News Article - Friday, 27 April 2012 12:53

By: Kerry Butters Category: Security

The UK’s Digital Economy Act has been delayed again due to "legal challenges” and it’s now thought that the act won’t come into play until 2014. The hold-up is good news for ISPs who can now breathe easy for a little while longer, before being forced to send out warning letters to their customers, that’s if the controversial act ever fully materialises.

The act was originally rushed through and passed by the Labour government in 2010, just before they left power. Since then concerns have been raised from privacy and rights groups, who say that the act is essentially flawed and contravenes human rights.

The Liberals also held at vote at their conference last year to have certain sections of the act repealed.

The act, or at least one aspect to it, will enable the government to force ISPs to send out warning letters to customers suspected of downloading illegal content. People who consistently break intellectual property laws will be threatened with the termination of their internet connection.

The delay is due to the associated code of practice causing hold ups as it is put through a number of processes. According to Ofcom, one reason for the delay is that the code "has been sitting with government for some time.”

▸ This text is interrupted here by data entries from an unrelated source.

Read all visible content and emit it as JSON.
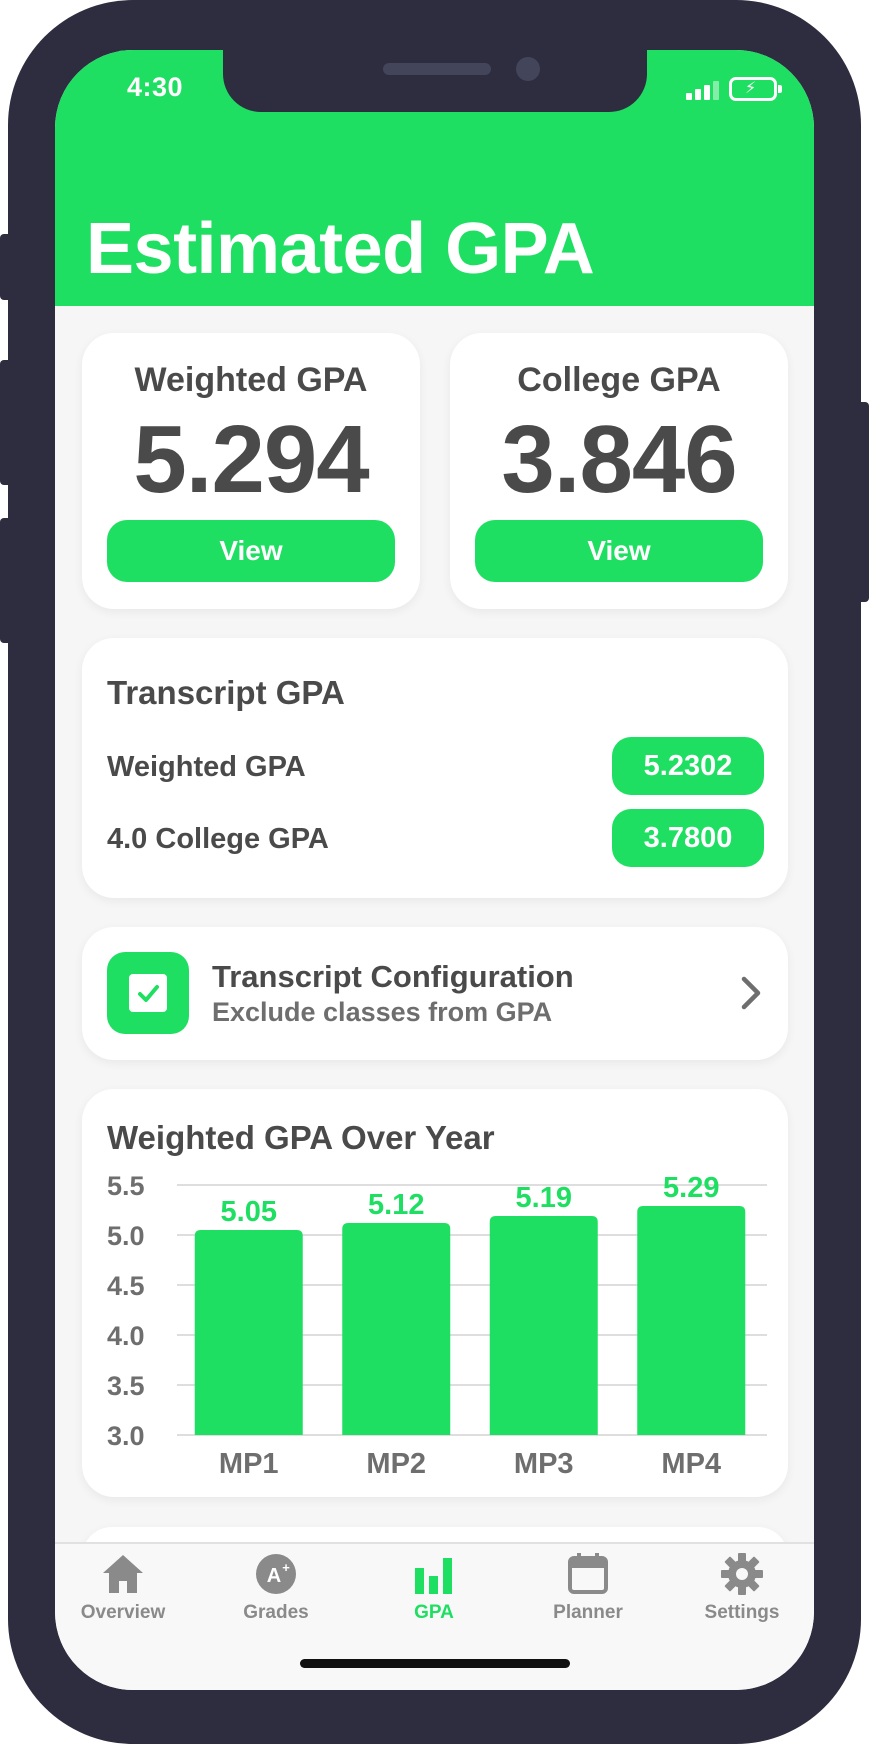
{
  "status_bar": {
    "time": "4:30"
  },
  "header": {
    "title": "Estimated GPA"
  },
  "gpa_cards": [
    {
      "label": "Weighted GPA",
      "value": "5.294",
      "button": "View"
    },
    {
      "label": "College GPA",
      "value": "3.846",
      "button": "View"
    }
  ],
  "transcript": {
    "title": "Transcript GPA",
    "rows": [
      {
        "label": "Weighted GPA",
        "value": "5.2302"
      },
      {
        "label": "4.0 College GPA",
        "value": "3.7800"
      }
    ]
  },
  "config": {
    "title": "Transcript Configuration",
    "subtitle": "Exclude classes from GPA",
    "icon": "check-icon"
  },
  "chart": {
    "title": "Weighted GPA Over Year"
  },
  "chart_data": {
    "type": "bar",
    "title": "Weighted GPA Over Year",
    "categories": [
      "MP1",
      "MP2",
      "MP3",
      "MP4"
    ],
    "values": [
      5.05,
      5.12,
      5.19,
      5.29
    ],
    "data_labels": [
      "5.05",
      "5.12",
      "5.19",
      "5.29"
    ],
    "yticks": [
      "3.0",
      "3.5",
      "4.0",
      "4.5",
      "5.0",
      "5.5"
    ],
    "ylim": [
      3.0,
      5.5
    ],
    "grid": true,
    "bar_color": "#1fdf62",
    "label_color": "#1fdf62"
  },
  "tabs": [
    {
      "label": "Overview",
      "icon": "home-icon",
      "active": false
    },
    {
      "label": "Grades",
      "icon": "grade-badge-icon",
      "active": false
    },
    {
      "label": "GPA",
      "icon": "bar-chart-icon",
      "active": true
    },
    {
      "label": "Planner",
      "icon": "calendar-icon",
      "active": false
    },
    {
      "label": "Settings",
      "icon": "gear-icon",
      "active": false
    }
  ],
  "colors": {
    "accent": "#1fdf62",
    "frame": "#2d2d3f",
    "text": "#4a4a4a",
    "inactive": "#8a8a8a"
  }
}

It’s expected that the first notices are to be sent out in the first quarter of 2014; it’s then thought that the code will have to go through a number of stages, including a judicial review, before the act is finally implemented.

The Digital Economy Act is just one of a number of legal attempts to curb piracy across Europe. All of them have come in for a huge amount of criticism as it’s thought that governments not only fail to understand the implications to the free web, but are also bowing to pressure from powerful movie conglomerates.

Pressure groups say that the key to tackling piracy is for movie companies to distribute their products in such a way that they can be accessed easily and at a low cost online. Studies have proven that people will pay for movies streamed online or downloadable for a fee, but Hollywood seems to think that this isn’t the best approach to take.

This appears to be mostly due to the costs involved in setting up digital content, although it would seem that the movie mogul’s lawyers must be spending a fortune chasing enforcement acts through courts all over the world.